There are several steps a medical devices firm has to take after gaining FDA approval.

  • First is the process of appointing the distributors and registering the device with them.
  • Second, is then developing the packaging and labelling information in line with the requirements of the FDA approval.
  • Then, there is the process of onboarding the distributor, including training of staff.
  • Next pricing has to be determined with the payor organisations
  • And usually, and this can take the longest period of time, the medical device will have to be approved by the hospital VAC (valued analysis committee) which assess the healthcare economics of using the device.
  • logistics and inventory management, then needs to be set up
  • And finally, surgeons have to be trained.

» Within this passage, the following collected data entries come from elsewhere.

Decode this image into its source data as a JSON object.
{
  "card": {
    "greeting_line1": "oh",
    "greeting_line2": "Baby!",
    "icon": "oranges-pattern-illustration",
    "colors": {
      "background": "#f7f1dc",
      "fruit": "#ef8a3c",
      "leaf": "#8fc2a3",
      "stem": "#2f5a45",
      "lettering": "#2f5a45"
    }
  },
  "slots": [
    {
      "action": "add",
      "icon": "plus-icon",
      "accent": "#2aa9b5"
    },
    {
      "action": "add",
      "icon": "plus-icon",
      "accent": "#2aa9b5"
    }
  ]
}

This whole process typically takes anywhere from 3 to 12 months. So the three month timeframe that $OCC has experienced, is at the very fastest end of the expected time scale. This means that they almost certainly leveraged a key opinion leader surgeon to adopt the product in the shortest possible timeframe. The wider rollout will take the best part of the rest of this year and into early next year.

From my perspective, the announcement indicates that $OCC are moving rapidly in the US.

I’m likely be unable to see the webinar on the 2nd July (travelling in Europe at the moment.) So hopefully another StrawPerson will be able to report back.

Disc. Held

16

laoshi
Added 5 months ago

Thanks for that info @mikebrisy. I managed to catch the second half of the investor webinar and now feel very positive about the progress.

Other recent announcements of a record $2.73M in revenue for the June quarter (without revenue from US Remplir) with over 200 surgeons now using Remplir and Executive appointments of CFO and CCO.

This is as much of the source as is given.